Still, commentators do not believe Saudi will ever present a direct rival to the UAE with its mega-malls and imaginative features such as indoor ski slopes and aquariums. A retail agent at one of the world’s biggest property consultancies, who asks not to be named, tells Arabian Business: “The market [in Dubai] is really very unique. While the Saudi retail sector is certainly growing quickly, I do not see it ever really challenging that of the UAE, which is heavily based on catering for tourists.
“The majority of tourists visiting Saudi are religious pilgrims who are not focussed on shopping.”
Wilcock agrees: “The way we develop our centres in the kingdom is more to do with looking at the indigenous population. An aquarium would not necessarily have a value-add in most of our community shopping centres where we are looking to engage customers three or four times a week.

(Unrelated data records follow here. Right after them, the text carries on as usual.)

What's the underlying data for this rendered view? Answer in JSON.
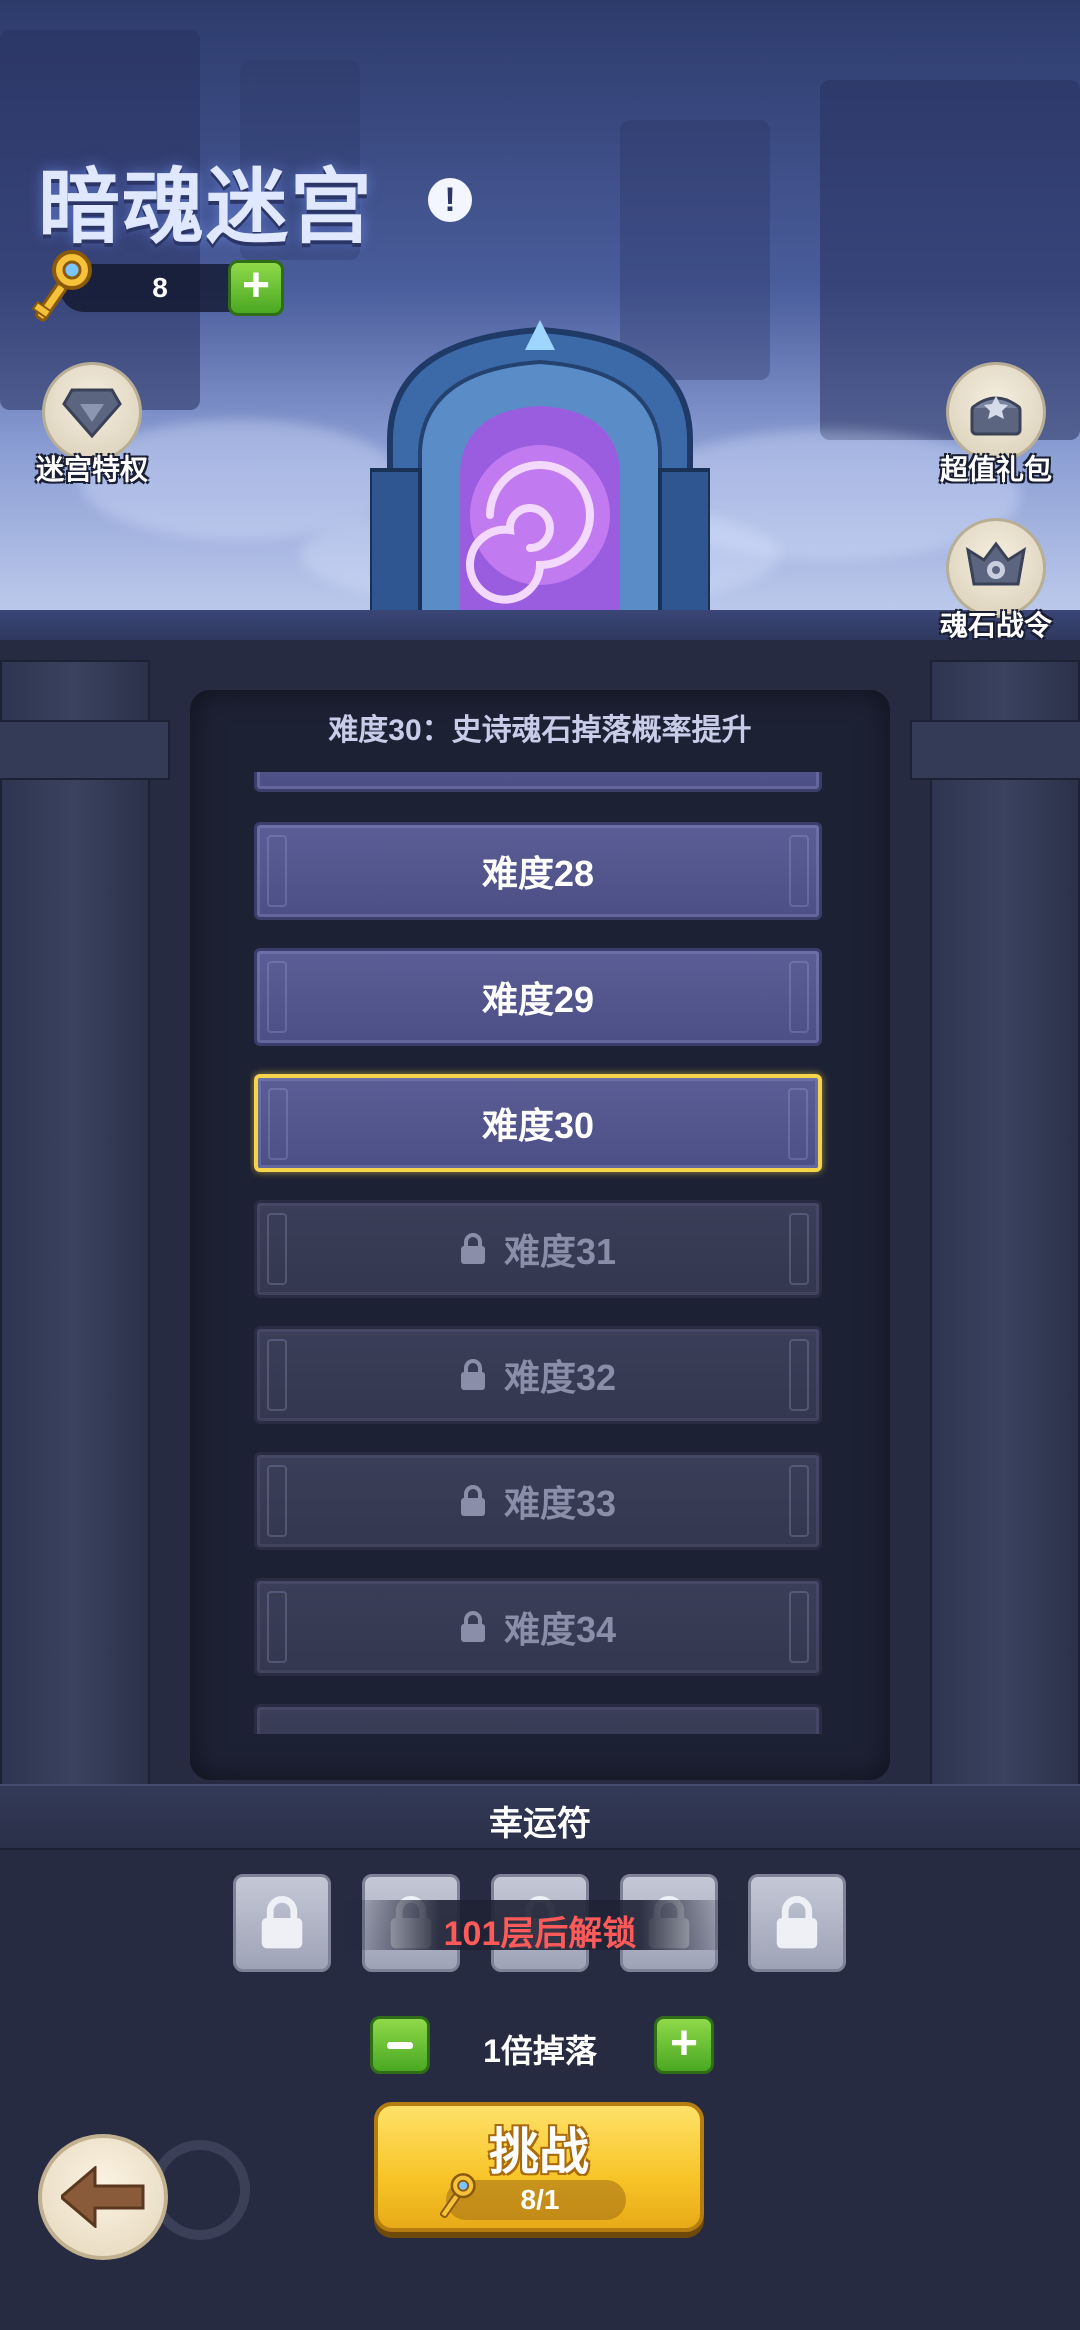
{
  "header": {
    "title": "暗魂迷宫",
    "info_icon": "info-icon",
    "key_count": "8"
  },
  "side_buttons": {
    "privilege_label": "迷宫特权",
    "gift_label": "超值礼包",
    "pass_label": "魂石战令"
  },
  "levels": {
    "notice": "难度30：史诗魂石掉落概率提升",
    "items": [
      {
        "label": "难度28",
        "state": "unlocked"
      },
      {
        "label": "难度29",
        "state": "unlocked"
      },
      {
        "label": "难度30",
        "state": "selected"
      },
      {
        "label": "难度31",
        "state": "locked"
      },
      {
        "label": "难度32",
        "state": "locked"
      },
      {
        "label": "难度33",
        "state": "locked"
      },
      {
        "label": "难度34",
        "state": "locked"
      }
    ]
  },
  "lucky": {
    "title": "幸运符",
    "unlock_hint": "101层后解锁",
    "slot_count": 5
  },
  "footer": {
    "multiplier_label": "1倍掉落",
    "challenge_label": "挑战",
    "cost": "8/1"
  },
  "colors": {
    "selected_border": "#f5d44a",
    "unlock_hint": "#ff5a5a",
    "challenge_button": "#f7c427",
    "plus_button": "#4aa822"
  }
}
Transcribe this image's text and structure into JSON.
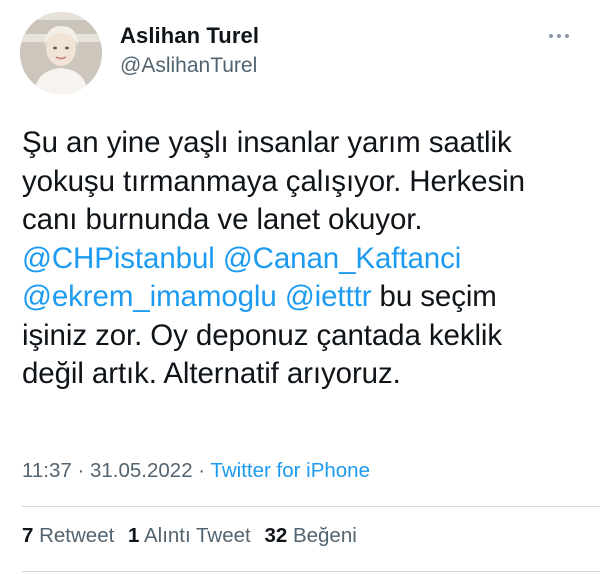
{
  "author": {
    "display_name": "Aslihan Turel",
    "handle": "@AslihanTurel"
  },
  "tweet": {
    "lines": [
      [
        {
          "t": "Şu an yine yaşlı insanlar yarım saatlik"
        }
      ],
      [
        {
          "t": "yokuşu tırmanmaya çalışıyor. Herkesin"
        }
      ],
      [
        {
          "t": "canı burnunda ve lanet okuyor."
        }
      ],
      [
        {
          "t": "@CHPistanbul",
          "m": true
        },
        {
          "t": " "
        },
        {
          "t": "@Canan_Kaftanci",
          "m": true
        }
      ],
      [
        {
          "t": "@ekrem_imamoglu",
          "m": true
        },
        {
          "t": " "
        },
        {
          "t": "@ietttr",
          "m": true
        },
        {
          "t": " bu seçim"
        }
      ],
      [
        {
          "t": "işiniz zor. Oy deponuz çantada keklik"
        }
      ],
      [
        {
          "t": "değil artık. Alternatif arıyoruz."
        }
      ]
    ]
  },
  "meta": {
    "time": "11:37",
    "sep1": " · ",
    "date": "31.05.2022",
    "sep2": " · ",
    "source": "Twitter for iPhone"
  },
  "stats": {
    "retweets": "7",
    "retweets_label": " Retweet",
    "quotes": "1",
    "quotes_label": " Alıntı Tweet",
    "likes": "32",
    "likes_label": " Beğeni"
  },
  "colors": {
    "text": "#0f1419",
    "secondary": "#536471",
    "link": "#1d9bf0",
    "divider": "#cfd9de"
  },
  "icons": {
    "more": "more-dots-icon"
  }
}
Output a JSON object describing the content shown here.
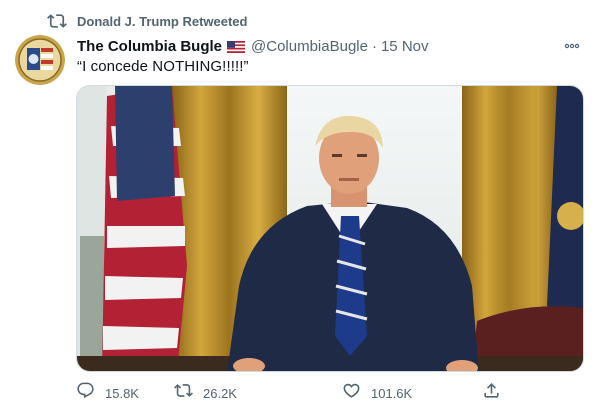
{
  "retweet_context": {
    "text": "Donald J. Trump Retweeted",
    "icon": "retweet-icon"
  },
  "author": {
    "display_name": "The Columbia Bugle",
    "flag_icon": "us-flag-icon",
    "handle": "@ColumbiaBugle",
    "separator": "·",
    "timestamp": "15 Nov"
  },
  "tweet": {
    "text": "“I concede NOTHING!!!!!”"
  },
  "actions": {
    "reply_count": "15.8K",
    "retweet_count": "26.2K",
    "like_count": "101.6K"
  },
  "colors": {
    "secondary_text": "#536471",
    "primary_text": "#0f1419",
    "border": "#cfd9de"
  }
}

“I’m sure Saudis will still visit the UAE to take a break, go to the cinema, to do those other aspects, and we wouldn’t want that to change.”
In September, the government announced it would ease restrictions on foreign investors to let them own 100 percent of retail businesses, which is expected to bring new players into the market.
While it may not beat the UAE for ‘wow’ factor and international appeal, Saudi Arabia is making a strong case to position itself as a lucrative essential in retailers’ Middle East portfolios.